The array layout scheme explains why multidimensional arrays must have all but the most significant dimension fixed: the compiler needs to know the sizes of all other dimensions, so that it can generate the correct offsets when translating from the subscript form (see section 14.2.1) to calculate the actual location to manipulate. For example, the address of element a3[1][0][3] is actually decomposed as follows, where the notional constants D1 and D2 represent the extents of the two least significant dimensions:



a3[1][0] + 3


(a3[1] + 0 * D2) + 3


((a3 + 1 * D1 * D2) + 0 * 4) + 3

Unless the values of these extents are known to the compiler, it cannot calculate the actual offset, which in this case is:



a3 + 15

We saw in section 14.2 that arrays decay into pointers. We need to refine that rule somewhat. The most significant dimension of an array is almost always interpreted as a pointer by the compiler. I grant you this is a bit chicken-and-egg, but that's our funky language(s).

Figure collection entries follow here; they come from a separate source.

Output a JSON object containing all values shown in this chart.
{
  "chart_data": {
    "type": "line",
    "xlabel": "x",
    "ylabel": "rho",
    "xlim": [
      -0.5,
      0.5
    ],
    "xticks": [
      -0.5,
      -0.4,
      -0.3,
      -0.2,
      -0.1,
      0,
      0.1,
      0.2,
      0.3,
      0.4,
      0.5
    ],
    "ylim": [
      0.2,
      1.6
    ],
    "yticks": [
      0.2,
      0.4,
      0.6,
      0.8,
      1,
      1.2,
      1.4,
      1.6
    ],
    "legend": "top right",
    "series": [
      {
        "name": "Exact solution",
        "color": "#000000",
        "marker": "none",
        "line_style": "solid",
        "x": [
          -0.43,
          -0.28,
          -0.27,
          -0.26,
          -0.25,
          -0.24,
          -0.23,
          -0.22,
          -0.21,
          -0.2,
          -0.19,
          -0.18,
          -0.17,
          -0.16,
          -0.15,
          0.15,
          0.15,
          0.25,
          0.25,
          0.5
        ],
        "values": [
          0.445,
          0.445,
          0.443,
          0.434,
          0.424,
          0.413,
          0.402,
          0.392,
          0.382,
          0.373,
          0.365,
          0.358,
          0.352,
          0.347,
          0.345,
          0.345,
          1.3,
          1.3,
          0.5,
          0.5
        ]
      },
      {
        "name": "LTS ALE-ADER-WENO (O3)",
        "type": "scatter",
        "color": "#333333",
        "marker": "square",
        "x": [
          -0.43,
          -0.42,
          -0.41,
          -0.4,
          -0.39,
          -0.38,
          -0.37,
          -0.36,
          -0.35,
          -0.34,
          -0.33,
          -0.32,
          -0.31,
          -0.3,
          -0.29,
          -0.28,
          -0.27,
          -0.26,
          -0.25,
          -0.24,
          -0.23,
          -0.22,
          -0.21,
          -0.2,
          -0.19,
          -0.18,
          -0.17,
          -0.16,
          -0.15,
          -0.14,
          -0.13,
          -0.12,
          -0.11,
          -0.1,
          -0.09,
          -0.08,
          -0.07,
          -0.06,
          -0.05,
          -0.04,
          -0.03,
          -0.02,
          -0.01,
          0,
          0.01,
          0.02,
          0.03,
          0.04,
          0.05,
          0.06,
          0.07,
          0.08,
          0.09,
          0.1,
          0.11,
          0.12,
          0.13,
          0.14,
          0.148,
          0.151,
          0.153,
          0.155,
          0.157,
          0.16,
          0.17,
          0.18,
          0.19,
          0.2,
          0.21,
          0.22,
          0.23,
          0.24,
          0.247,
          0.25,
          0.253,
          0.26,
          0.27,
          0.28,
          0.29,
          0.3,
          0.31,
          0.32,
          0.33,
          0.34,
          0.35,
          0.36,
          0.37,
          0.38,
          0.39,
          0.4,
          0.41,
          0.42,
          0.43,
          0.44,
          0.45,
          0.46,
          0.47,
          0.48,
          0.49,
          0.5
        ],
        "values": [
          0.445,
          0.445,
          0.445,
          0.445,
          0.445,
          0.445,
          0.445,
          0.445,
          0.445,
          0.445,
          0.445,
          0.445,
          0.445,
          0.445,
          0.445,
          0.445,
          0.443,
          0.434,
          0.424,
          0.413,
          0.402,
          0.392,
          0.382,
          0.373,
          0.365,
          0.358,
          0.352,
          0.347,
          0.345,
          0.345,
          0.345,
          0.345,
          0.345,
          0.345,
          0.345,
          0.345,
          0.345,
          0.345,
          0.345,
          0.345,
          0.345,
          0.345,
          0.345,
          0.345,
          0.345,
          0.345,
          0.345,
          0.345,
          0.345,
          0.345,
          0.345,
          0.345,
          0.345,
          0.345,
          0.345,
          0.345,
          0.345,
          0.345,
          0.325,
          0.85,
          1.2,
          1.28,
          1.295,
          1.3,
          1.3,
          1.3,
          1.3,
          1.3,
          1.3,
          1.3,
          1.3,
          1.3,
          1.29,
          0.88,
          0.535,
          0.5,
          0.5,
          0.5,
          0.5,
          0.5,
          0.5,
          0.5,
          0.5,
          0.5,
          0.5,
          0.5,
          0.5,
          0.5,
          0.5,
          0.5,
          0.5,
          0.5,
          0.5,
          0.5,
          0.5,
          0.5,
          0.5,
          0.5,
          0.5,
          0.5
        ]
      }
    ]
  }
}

Okay, so the most significant dimension decays, hence we can rewrite the first form as:



void process3dArray(int (*ar)[10][20]);

which says that process3dArray() takes a pointer to a two-dimensional array of dimensions 10 and 20. The compiler clearly still knows the dimensions of the second and third dimensions, and can use that array without getting confused. However, the second, illegal, form decays into:



void process3dArray(int (*ar)[][]);

which equally clearly contains no information about the extents of the two least significant dimensions. The compiler would have to be clairvoyant to be able to deduce the calling context's array dimensions and to manipulate ar appropriately. The only way to make use of it as a three-dimensional array is to provide process3dArray() with the extents of the three (or at least two, anyway) dimensions. This can be done at compile time, with constants, but then one might as well just use the first form with the explicit dimensions. Alternatively, it can be supplied by global variables, which is very poor form, so we'd use additional parameters, as in:



void process3dArray( int *ar, size_t extent0, size_t extent1


                   , size_t extent2);

Hardly succinct is it? Nor is it respectful of encapsulation, or particularly maintainable. Thankfully, it's reasonably straightforward to come up with a very nice solution. I won't say it's easy, because balancing expressiveness, flexibility, and efficiency for such things is no mean feat. Naturally, we'll define a template class. The details are to be found in Chapter 33—I've got to keep some powder dry for now, or you'll never make it to the back cover—but it's worth pointing out here that it relies on the ability to meaningfully take N dimensional slices from N+1 dimensional arrays, as shown earlier.